As a former insider, I can say unequivocally that evangelicalism was those things when I was growing up, in Moore’s “golden age,” although we were the kind of evangelicals who denied we were racist (while still upholding white supremacism with our politics). The founding of segregation academies and Christian schools in fact started earlier, and in the Christian schools I attended, I was explicitly taught many “alternative facts,” including, of course, young earth creationism, as well as being inculcated in Christian nationalism by, among other things, participating in sing-a-longs of Lee Greenwood’s excruciatingly terrible “God Bless the USA” at the end of our school talent shows. In any case, bigoted claims of superiority are a natural consequence of maintaining the arrogant, exclusionary belief that one’s religious group has a monopoly on absolute metaphysical truth, and it’s easy for such religious othering to carry over into nationalism.

In fairness, I give Moore and InterVarsity some credit for their efforts to oppose racism, but when it comes to homophobia, he is clearly being disingenuous. InterVarsity, after all, infamously purged all their LGBTQ-affirming staff in 2016, doubling down on enforcing the teaching that homosexuality is a sin—at least for any people who actually enter same-sex intimate relationships instead of remaining celibate. Since Moore still works for the organization, we can be confident that he is not LGBTQ-affirming.

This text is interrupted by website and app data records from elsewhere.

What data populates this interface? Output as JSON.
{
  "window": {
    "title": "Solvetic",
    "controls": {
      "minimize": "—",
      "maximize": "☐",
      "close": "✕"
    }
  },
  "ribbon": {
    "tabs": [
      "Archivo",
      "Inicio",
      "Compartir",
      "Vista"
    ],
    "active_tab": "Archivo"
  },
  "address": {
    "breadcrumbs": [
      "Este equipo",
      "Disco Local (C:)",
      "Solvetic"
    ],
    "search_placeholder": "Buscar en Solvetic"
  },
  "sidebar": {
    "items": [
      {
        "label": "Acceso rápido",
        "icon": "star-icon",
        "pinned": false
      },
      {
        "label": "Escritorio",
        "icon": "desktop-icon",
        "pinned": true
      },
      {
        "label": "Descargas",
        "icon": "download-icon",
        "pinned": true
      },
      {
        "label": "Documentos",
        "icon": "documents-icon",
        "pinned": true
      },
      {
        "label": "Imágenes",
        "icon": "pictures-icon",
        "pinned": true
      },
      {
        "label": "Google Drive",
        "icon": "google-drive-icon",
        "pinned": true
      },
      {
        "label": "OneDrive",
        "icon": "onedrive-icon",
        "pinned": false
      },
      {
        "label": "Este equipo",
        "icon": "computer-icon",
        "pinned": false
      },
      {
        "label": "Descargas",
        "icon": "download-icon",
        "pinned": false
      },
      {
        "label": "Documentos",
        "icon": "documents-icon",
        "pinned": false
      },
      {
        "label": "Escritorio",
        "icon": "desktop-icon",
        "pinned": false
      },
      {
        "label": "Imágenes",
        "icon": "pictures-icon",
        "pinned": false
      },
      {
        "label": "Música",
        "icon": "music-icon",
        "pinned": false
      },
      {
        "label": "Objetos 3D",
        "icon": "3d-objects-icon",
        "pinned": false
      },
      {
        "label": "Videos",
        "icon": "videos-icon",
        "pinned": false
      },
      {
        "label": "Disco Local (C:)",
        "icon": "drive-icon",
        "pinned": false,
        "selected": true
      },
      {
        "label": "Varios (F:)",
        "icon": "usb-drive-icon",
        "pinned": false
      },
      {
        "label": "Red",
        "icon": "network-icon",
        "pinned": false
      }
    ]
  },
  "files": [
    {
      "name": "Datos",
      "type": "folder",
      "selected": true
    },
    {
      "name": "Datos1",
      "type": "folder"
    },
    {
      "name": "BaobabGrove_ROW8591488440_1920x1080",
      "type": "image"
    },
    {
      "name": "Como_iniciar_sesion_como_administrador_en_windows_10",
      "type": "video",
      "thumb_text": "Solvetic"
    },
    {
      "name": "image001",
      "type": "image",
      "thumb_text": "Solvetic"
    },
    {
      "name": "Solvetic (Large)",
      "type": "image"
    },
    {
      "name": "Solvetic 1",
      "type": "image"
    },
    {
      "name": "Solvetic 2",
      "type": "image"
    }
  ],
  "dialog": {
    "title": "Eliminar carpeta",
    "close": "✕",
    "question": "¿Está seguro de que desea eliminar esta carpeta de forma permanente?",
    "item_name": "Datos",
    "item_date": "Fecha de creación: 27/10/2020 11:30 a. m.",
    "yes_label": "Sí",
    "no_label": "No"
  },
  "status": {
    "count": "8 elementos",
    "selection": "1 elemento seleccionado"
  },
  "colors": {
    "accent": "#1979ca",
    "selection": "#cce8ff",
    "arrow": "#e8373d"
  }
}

In any case, whether Moore is clear-eyed but cynical about this or really believes his own nonsensical argument, the evangelicalism of the 1980s was essentially the evangelicalism of today. The only real difference is that, today, in the wake of evangelicals grabbing unprecedented power under Trump and the January 6 insurrection, more people have noticed the authoritarian nature of the movement.

Just as American movement conservatism naturally led to Trump, the movement evangelicalism of the 1970s, 1980s, and 1990s naturally led to the evangelical embrace of Trump. Moore and those like him can drop the label “evangelical” if they want, conveniently allowing them to paint themselves and their Christianity as far more innocent than they are. They cannot do so, however, in a way that is fundamentally intellectually honest.